Today’s rhinoplasty patient has a sophisticated sense of nasal aesthetics and the factors (size, shape, balance) that go into successful nasal surgery. The delivery of poor surgical results and elevated expectations has resulted in an increase in the number of revision rhinoplasty procedures being performed today.
There are several reasons why rhinoplasty can fail. The most common reason is technical error during the surgery due to a lack of skill and expertise on the part of the surgeon. Many aesthetic surgeons perform cosmetic surgery throughout the body, but only a few are specialists in the nose and face. Limited experience can translate into improperly placed incisions, excessive removal of cartilage and bone of the nasal bridge, and aggressive removal of nasal tip cartilages.
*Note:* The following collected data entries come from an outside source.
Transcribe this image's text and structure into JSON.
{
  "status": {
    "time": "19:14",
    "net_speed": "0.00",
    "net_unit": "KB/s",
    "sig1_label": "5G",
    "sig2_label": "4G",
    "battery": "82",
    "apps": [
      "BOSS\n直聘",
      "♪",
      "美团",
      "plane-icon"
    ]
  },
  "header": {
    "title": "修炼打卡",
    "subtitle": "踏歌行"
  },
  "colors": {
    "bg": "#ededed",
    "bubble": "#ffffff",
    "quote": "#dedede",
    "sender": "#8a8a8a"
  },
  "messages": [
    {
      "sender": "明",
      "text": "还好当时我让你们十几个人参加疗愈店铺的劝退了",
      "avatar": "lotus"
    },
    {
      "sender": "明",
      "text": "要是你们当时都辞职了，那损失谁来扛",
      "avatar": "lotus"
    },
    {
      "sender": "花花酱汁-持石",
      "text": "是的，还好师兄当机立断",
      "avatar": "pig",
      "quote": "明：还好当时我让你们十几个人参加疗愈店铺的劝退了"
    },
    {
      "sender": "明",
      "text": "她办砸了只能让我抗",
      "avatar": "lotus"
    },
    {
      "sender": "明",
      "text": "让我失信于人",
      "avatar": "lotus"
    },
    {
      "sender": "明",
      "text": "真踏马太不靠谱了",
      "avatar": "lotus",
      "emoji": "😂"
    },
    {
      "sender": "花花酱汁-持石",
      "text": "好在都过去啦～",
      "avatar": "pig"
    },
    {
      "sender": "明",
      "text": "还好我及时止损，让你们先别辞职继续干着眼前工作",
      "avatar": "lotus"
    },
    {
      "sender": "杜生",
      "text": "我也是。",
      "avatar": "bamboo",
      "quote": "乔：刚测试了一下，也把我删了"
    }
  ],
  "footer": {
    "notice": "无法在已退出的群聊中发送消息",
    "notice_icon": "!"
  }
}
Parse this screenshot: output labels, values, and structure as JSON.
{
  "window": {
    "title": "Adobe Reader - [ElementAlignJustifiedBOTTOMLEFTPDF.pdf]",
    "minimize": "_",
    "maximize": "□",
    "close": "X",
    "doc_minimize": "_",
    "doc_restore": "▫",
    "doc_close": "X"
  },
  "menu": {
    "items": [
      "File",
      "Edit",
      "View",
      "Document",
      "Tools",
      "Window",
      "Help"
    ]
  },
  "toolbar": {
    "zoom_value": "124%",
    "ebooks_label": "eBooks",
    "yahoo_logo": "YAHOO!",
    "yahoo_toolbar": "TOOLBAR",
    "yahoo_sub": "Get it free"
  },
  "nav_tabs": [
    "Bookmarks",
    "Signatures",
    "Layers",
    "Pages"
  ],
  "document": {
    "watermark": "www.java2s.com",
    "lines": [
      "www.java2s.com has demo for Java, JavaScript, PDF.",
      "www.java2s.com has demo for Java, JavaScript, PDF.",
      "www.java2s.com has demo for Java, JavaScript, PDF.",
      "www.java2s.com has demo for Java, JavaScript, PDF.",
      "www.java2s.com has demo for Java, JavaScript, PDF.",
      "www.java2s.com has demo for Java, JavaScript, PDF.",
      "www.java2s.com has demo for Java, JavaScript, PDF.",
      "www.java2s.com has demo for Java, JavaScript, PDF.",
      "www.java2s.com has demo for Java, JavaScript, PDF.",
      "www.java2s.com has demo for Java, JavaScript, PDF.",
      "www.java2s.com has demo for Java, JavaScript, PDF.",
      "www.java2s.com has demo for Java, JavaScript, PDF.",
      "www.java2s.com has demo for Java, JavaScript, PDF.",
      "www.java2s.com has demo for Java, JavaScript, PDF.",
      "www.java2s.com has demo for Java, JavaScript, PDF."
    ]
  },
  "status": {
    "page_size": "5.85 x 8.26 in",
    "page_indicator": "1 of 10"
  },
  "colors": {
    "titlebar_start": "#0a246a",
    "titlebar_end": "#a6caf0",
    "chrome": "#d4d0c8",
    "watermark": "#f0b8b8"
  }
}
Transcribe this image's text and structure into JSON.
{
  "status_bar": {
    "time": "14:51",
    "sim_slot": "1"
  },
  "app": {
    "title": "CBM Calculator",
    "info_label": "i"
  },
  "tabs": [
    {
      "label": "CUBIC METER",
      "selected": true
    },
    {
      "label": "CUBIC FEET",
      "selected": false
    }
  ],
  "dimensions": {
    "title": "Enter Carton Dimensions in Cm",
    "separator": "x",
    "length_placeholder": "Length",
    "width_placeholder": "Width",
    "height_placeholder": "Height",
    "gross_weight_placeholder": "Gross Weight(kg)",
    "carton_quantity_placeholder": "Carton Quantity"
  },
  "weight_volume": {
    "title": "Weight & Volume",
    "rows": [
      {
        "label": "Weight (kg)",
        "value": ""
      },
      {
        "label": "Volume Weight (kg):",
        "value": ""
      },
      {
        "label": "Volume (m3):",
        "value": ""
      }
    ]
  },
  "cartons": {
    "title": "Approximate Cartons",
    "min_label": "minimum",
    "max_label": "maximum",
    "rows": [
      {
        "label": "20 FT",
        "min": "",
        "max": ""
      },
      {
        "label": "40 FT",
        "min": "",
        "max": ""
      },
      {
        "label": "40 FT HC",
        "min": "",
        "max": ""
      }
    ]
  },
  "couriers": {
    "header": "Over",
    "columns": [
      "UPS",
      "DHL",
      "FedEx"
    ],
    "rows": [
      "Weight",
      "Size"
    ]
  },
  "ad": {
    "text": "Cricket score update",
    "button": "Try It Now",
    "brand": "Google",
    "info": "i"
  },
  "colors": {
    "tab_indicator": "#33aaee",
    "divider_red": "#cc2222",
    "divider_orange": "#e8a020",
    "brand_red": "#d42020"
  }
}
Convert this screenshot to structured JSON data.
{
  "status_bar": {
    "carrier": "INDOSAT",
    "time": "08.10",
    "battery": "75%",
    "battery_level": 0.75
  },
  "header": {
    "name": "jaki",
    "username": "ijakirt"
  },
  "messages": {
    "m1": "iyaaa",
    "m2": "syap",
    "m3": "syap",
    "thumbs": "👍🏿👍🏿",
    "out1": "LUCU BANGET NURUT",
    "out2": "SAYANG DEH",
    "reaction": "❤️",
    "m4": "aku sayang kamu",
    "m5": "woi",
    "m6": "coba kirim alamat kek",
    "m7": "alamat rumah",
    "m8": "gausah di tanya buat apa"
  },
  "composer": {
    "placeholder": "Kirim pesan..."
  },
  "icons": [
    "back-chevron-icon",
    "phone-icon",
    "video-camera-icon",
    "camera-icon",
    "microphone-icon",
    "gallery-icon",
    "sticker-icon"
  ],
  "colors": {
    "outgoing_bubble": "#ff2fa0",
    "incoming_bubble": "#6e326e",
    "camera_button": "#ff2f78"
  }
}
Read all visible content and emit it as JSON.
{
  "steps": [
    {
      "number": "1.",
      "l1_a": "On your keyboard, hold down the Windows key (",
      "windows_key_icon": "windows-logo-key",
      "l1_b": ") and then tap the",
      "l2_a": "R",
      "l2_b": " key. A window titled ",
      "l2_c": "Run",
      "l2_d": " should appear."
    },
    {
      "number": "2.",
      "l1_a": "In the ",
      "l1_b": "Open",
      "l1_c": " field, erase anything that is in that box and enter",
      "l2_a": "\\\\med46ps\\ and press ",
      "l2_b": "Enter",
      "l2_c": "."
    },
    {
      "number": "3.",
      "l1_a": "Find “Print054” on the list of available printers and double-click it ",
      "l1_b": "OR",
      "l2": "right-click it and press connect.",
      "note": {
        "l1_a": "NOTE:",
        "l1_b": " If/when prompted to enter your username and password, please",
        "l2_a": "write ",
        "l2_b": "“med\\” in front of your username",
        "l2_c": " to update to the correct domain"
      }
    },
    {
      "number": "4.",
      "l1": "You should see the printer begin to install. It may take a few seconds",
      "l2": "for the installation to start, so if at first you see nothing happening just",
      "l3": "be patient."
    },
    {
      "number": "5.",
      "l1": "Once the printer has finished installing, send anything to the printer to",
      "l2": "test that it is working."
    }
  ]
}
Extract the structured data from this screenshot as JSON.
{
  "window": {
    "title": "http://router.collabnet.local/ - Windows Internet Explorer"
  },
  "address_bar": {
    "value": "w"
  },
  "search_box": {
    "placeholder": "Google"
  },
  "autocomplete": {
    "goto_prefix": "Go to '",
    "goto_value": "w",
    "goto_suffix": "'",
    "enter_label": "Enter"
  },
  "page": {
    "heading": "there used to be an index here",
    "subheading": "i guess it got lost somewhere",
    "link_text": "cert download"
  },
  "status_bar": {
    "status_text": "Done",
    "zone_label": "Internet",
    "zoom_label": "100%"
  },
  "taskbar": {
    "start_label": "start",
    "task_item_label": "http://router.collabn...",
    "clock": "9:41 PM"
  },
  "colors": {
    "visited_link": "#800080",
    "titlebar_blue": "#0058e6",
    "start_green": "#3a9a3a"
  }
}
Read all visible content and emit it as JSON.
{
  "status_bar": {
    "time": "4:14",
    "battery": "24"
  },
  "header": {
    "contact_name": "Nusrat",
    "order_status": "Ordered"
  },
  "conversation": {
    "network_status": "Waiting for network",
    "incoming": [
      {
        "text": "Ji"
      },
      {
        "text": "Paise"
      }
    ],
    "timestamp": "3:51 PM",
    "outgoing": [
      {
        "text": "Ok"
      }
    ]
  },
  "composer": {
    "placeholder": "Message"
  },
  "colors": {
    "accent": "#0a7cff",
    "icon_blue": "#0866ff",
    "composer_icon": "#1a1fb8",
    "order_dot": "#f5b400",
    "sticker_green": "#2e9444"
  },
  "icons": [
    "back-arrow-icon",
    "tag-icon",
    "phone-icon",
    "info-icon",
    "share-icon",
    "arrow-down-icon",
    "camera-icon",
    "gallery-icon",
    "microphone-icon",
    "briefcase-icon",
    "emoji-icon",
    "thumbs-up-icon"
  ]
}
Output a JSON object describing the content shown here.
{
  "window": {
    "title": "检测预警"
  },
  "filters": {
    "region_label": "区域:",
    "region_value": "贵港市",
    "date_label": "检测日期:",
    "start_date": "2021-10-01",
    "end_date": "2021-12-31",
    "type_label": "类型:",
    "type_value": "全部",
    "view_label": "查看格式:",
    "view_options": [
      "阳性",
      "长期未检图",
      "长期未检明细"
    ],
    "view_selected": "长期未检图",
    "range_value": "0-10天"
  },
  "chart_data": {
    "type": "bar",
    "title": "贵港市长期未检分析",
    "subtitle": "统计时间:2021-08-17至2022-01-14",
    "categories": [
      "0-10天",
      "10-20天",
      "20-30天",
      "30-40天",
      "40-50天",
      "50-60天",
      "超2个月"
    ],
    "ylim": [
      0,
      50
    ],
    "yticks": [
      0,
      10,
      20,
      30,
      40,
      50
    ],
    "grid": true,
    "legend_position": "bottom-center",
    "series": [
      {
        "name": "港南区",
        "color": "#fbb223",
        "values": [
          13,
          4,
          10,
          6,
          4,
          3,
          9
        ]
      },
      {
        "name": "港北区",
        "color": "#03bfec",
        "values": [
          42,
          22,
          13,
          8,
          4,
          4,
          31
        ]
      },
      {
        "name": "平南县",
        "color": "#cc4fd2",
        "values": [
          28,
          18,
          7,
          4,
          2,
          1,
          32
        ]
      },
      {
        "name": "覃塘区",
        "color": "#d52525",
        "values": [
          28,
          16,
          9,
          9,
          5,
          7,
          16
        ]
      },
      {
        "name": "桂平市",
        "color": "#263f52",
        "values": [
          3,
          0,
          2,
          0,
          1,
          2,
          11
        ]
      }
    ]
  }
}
These surgical mis-steps can cause poor structural support within the nose, leading to a nose that looks unnatural and awkward, and doesn’t function well either. Revision rhinoplasty can correct those problems.
Revision Rhinoplasty: Perfecting Form & Function
If revision rhinoplasty were an Olympic sport, surgeons would get extra points for its high level of difficulty. Revision rhinoplasty is considered one of the most complex facial plastic surgery procedures to perform; it is both technically and artistically demanding.
Often the nasal cartilages have been removed, and scar tissue has replaced much of the structural framework. The remaining nasal cartilages are often warped or misshapen. The nasal structure must be recreated using cartilage grafts to mimic the framework of a virgin, or non-operated, nose. This creates special challenges for a revision rhinoplasty surgeon.
The reconstruction must be exact and flow in a 3-dimensional fashion to give the appearance of a beautiful nose that will balance the patient’s facial features. Scarred and altered tissues must be placed back in their proper place by re-arranging the nasal framework. All this must be done while combating the distorting effects of skin and soft tissues that have been scarred by the previous poor surgical result.
The structure must be strong enough to withstand the tremendous scar formation forces that are sometimes present during the healing period of previously operated noses. The function of the nose, breathing, must be maintained or, in many times, repaired. This is done by strengthening those elements of the nose that are responsible for keeping the air passages open.
For all these reasons, it is crucially important to select a highly qualified surgeon who is experienced in secondary rhinoplasty when the revision of a previous nasal surgery is required.